For his models, Longo uses photographs that record dramatic situations at the moment of their greatest tension. The artist is concerned here with the depiction of power—in nature, politics, history. He utilizes visual material that has been reproduced thousands of times, and which has long been a part of pop culture, of our collective visual memory. Longo isolates and reduces the motifs so as to raise their visual impact to a higher power. By enlarging the subject and intensifying the lighting into a dramatic chiaroscuro, we find ourselves before gigantic, previously unseen theatrical images. Longo draws on existing images, references reality secondhand, and creates impressive “copies” of the original black-and-white photographs, which pale beside their transformation into colossal charcoal drawings.
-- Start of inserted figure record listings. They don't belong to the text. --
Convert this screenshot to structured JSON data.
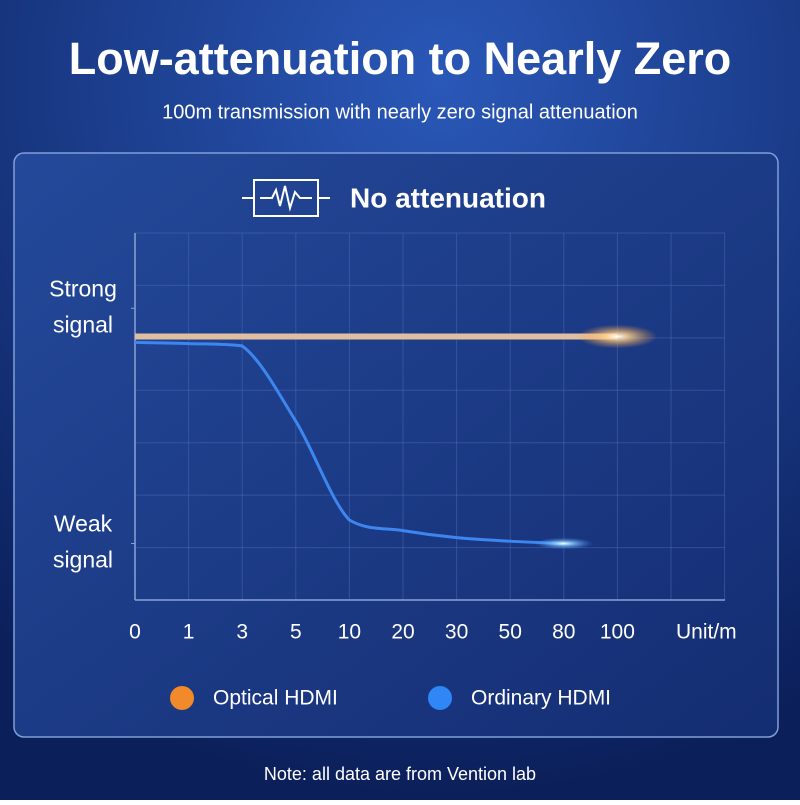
{
  "title": "Low-attenuation to Nearly Zero",
  "subtitle": "100m transmission with nearly zero signal attenuation",
  "note": "Note: all data are from Vention lab",
  "chart_data": {
    "type": "line",
    "title": "No attenuation",
    "x_label": "Unit/m",
    "categories": [
      "0",
      "1",
      "3",
      "5",
      "10",
      "20",
      "30",
      "50",
      "80",
      "100"
    ],
    "series": [
      {
        "name": "Optical HDMI",
        "color": "#e0bfa0",
        "values": [
          88,
          88,
          88,
          88,
          88,
          88,
          88,
          88,
          88,
          88
        ]
      },
      {
        "name": "Ordinary HDMI",
        "color": "#3d86f0",
        "values": [
          85.5,
          85,
          84,
          52,
          10,
          5.5,
          2.5,
          1,
          0,
          null
        ]
      }
    ],
    "ylim": [
      -24,
      132
    ],
    "yticks": [
      {
        "value": 100,
        "label": "Strong signal"
      },
      {
        "value": 0,
        "label": "Weak signal"
      }
    ],
    "legend_colors": [
      "#f08a2a",
      "#2f86f5"
    ]
  }
}
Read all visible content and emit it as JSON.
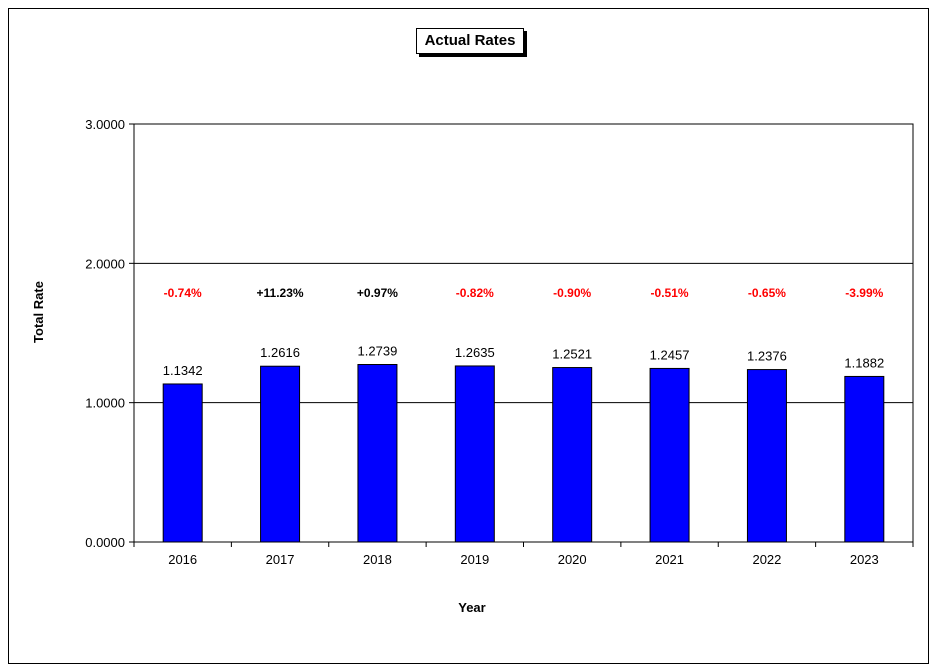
{
  "chart_data": {
    "type": "bar",
    "title": "Actual Rates",
    "xlabel": "Year",
    "ylabel": "Total Rate",
    "ylim": [
      0,
      3
    ],
    "yticks": [
      "0.0000",
      "1.0000",
      "2.0000",
      "3.0000"
    ],
    "categories": [
      "2016",
      "2017",
      "2018",
      "2019",
      "2020",
      "2021",
      "2022",
      "2023"
    ],
    "values": [
      1.1342,
      1.2616,
      1.2739,
      1.2635,
      1.2521,
      1.2457,
      1.2376,
      1.1882
    ],
    "value_labels": [
      "1.1342",
      "1.2616",
      "1.2739",
      "1.2635",
      "1.2521",
      "1.2457",
      "1.2376",
      "1.1882"
    ],
    "changes": [
      "-0.74%",
      "+11.23%",
      "+0.97%",
      "-0.82%",
      "-0.90%",
      "-0.51%",
      "-0.65%",
      "-3.99%"
    ],
    "change_colors": [
      "#ff0000",
      "#000000",
      "#000000",
      "#ff0000",
      "#ff0000",
      "#ff0000",
      "#ff0000",
      "#ff0000"
    ],
    "bar_color": "#0000ff",
    "grid": true,
    "legend": "none"
  }
}
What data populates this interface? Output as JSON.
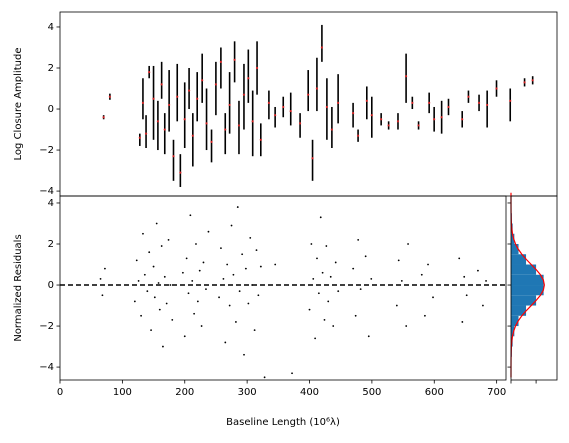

The dramatic lighting and shadow effects of the charcoal drawings emphasize the objects’ plasticity and the spatial depth. They make the motif appear as real as it is unreal. The deep black of the charcoal rubbed into the paper swallows up all of the light. Paradoxically, Longo is ultimately capable, like no one else, of evoking brightness and radiant light, transparency, and differentiated materiality with the blackness of charcoal.